Les infirmières praticiennes spécialisées appelées à la rescousse

À la une du journal Le Devoir du 27 février, le Collège des médecins demande en renfort les infirmières praticiennes spécialisées (IPS), pour répondre aux demandes d’aide médicale à mourir (AMM) que les médecins ne peuvent assumer. Il fallait s’y attendre.

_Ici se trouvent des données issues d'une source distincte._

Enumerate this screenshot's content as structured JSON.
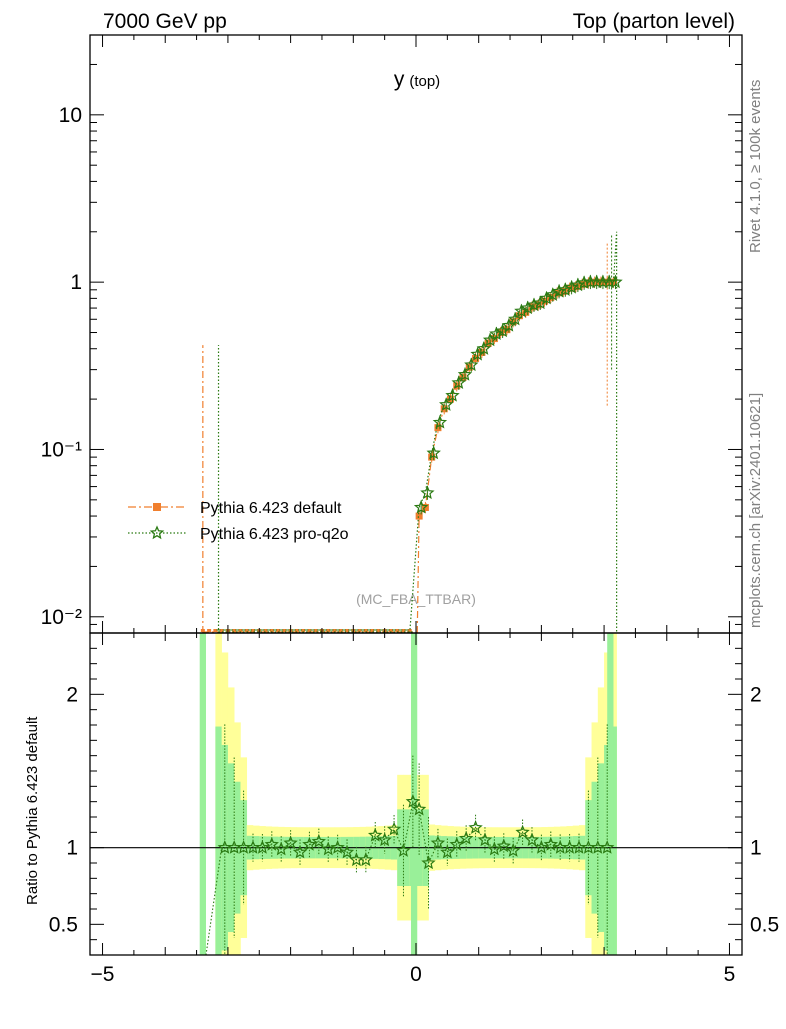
{
  "header": {
    "left": "7000 GeV pp",
    "right": "Top (parton level)",
    "plot_title_main": "y",
    "plot_title_sub": "(top)",
    "side_rivet": "Rivet 4.1.0, ≥ 100k events",
    "side_mcplots": "mcplots.cern.ch [arXiv:2401.10621]",
    "watermark": "(MC_FBA_TTBAR)"
  },
  "legend": [
    {
      "label": "Pythia 6.423 default",
      "color": "#f07f2e",
      "marker": "square",
      "line": "dash-dot"
    },
    {
      "label": "Pythia 6.423 pro-q2o",
      "color": "#2a7a12",
      "marker": "star",
      "line": "dotted"
    }
  ],
  "ratio_ylabel": "Ratio to Pythia 6.423 default",
  "chart_data": [
    {
      "type": "line",
      "panel": "main",
      "yscale": "log",
      "xlim": [
        -5.2,
        5.2
      ],
      "ylim": [
        0.008,
        30
      ],
      "y_ticks": [
        {
          "value": 10,
          "label": "10"
        },
        {
          "value": 1,
          "label": "1"
        },
        {
          "value": 0.1,
          "label": "10⁻¹"
        },
        {
          "value": 0.01,
          "label": "10⁻²"
        }
      ],
      "x": [
        0.05,
        0.15,
        0.25,
        0.35,
        0.45,
        0.55,
        0.65,
        0.75,
        0.85,
        0.95,
        1.05,
        1.15,
        1.25,
        1.35,
        1.45,
        1.55,
        1.65,
        1.75,
        1.85,
        1.95,
        2.05,
        2.15,
        2.25,
        2.35,
        2.45,
        2.55,
        2.65,
        2.75,
        2.85,
        2.95,
        3.05,
        3.15
      ],
      "series": [
        {
          "name": "Pythia 6.423 default",
          "values": [
            0.04,
            0.045,
            0.09,
            0.135,
            0.175,
            0.2,
            0.24,
            0.27,
            0.31,
            0.35,
            0.38,
            0.43,
            0.46,
            0.5,
            0.52,
            0.58,
            0.63,
            0.66,
            0.71,
            0.73,
            0.77,
            0.81,
            0.86,
            0.88,
            0.92,
            0.94,
            0.97,
            0.99,
            1.0,
            1.0,
            1.0,
            1.0
          ]
        },
        {
          "name": "Pythia 6.423 pro-q2o",
          "values": [
            0.045,
            0.055,
            0.095,
            0.145,
            0.185,
            0.21,
            0.25,
            0.28,
            0.32,
            0.37,
            0.4,
            0.45,
            0.49,
            0.51,
            0.55,
            0.6,
            0.67,
            0.7,
            0.73,
            0.75,
            0.8,
            0.84,
            0.88,
            0.9,
            0.93,
            0.96,
            0.99,
            1.0,
            1.0,
            1.0,
            1.0,
            1.0
          ]
        }
      ]
    },
    {
      "type": "line",
      "panel": "ratio",
      "xlim": [
        -5.2,
        5.2
      ],
      "ylim": [
        0.3,
        2.4
      ],
      "x_ticks": [
        -5,
        0,
        5
      ],
      "y_ticks": [
        0.5,
        1,
        2
      ],
      "reference": 1,
      "x": [
        -3.05,
        -2.9,
        -2.75,
        -2.6,
        -2.45,
        -2.3,
        -2.15,
        -2.0,
        -1.85,
        -1.7,
        -1.55,
        -1.4,
        -1.25,
        -1.1,
        -0.95,
        -0.8,
        -0.65,
        -0.5,
        -0.35,
        -0.2,
        -0.05,
        0.05,
        0.2,
        0.35,
        0.5,
        0.65,
        0.8,
        0.95,
        1.1,
        1.25,
        1.4,
        1.55,
        1.7,
        1.85,
        2.0,
        2.15,
        2.3,
        2.45,
        2.6,
        2.75,
        2.9,
        3.05
      ],
      "series": [
        {
          "name": "Pythia 6.423 pro-q2o",
          "values": [
            1.0,
            1.0,
            1.0,
            1.0,
            1.0,
            1.02,
            0.99,
            1.03,
            0.97,
            1.02,
            1.04,
            0.99,
            1.0,
            0.97,
            0.92,
            0.92,
            1.08,
            1.05,
            1.12,
            0.98,
            1.3,
            1.25,
            0.9,
            1.03,
            0.97,
            1.02,
            1.06,
            1.13,
            1.05,
            0.99,
            1.01,
            0.98,
            1.1,
            1.05,
            1.0,
            1.02,
            1.0,
            1.0,
            1.0,
            1.0,
            1.0,
            1.0
          ]
        }
      ]
    }
  ]
}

D’une part, la loi fédérale l’autorise, d’autre part, il y a actuellement des personnes qui répondent aux critères de la loi québécoise, mais qui n’y ont pas accès, à cause de médecins et d’établissements qui refusent de pratiquer l’AMM. De grandes disparités d’accès à l’AMM se manifestent selon les régions. En effet, selon le Rapport sur les soins de fin de vie (2019), en tête de liste du nombre d’AMM pratiquées entre le 15 décembre 2017 et le 31 mars 2018, arrivent le CIUSSS de l’Estrie-CHUS avec 107 AMM et le CIUSSS de l’Est-de-Montréal avec 104 AMM, alors que le CIUSSS du Nord-de-l’Île n’en compte que 22 et le CIUSSS de l’Ouest-de-l’Île 14. Cela signifie que, selon l’établissement où vous êtes hospitalisé, vous n’aurez pas une égalité d’accès à l’aide médicale à mourir, même si vous répondez aux critères inscrits dans la loi, ce qui n’est pas équitable. Des médecins refusent de pratiquer l’AMM et ils sont en droit de refuser pour raison d’objection de conscience.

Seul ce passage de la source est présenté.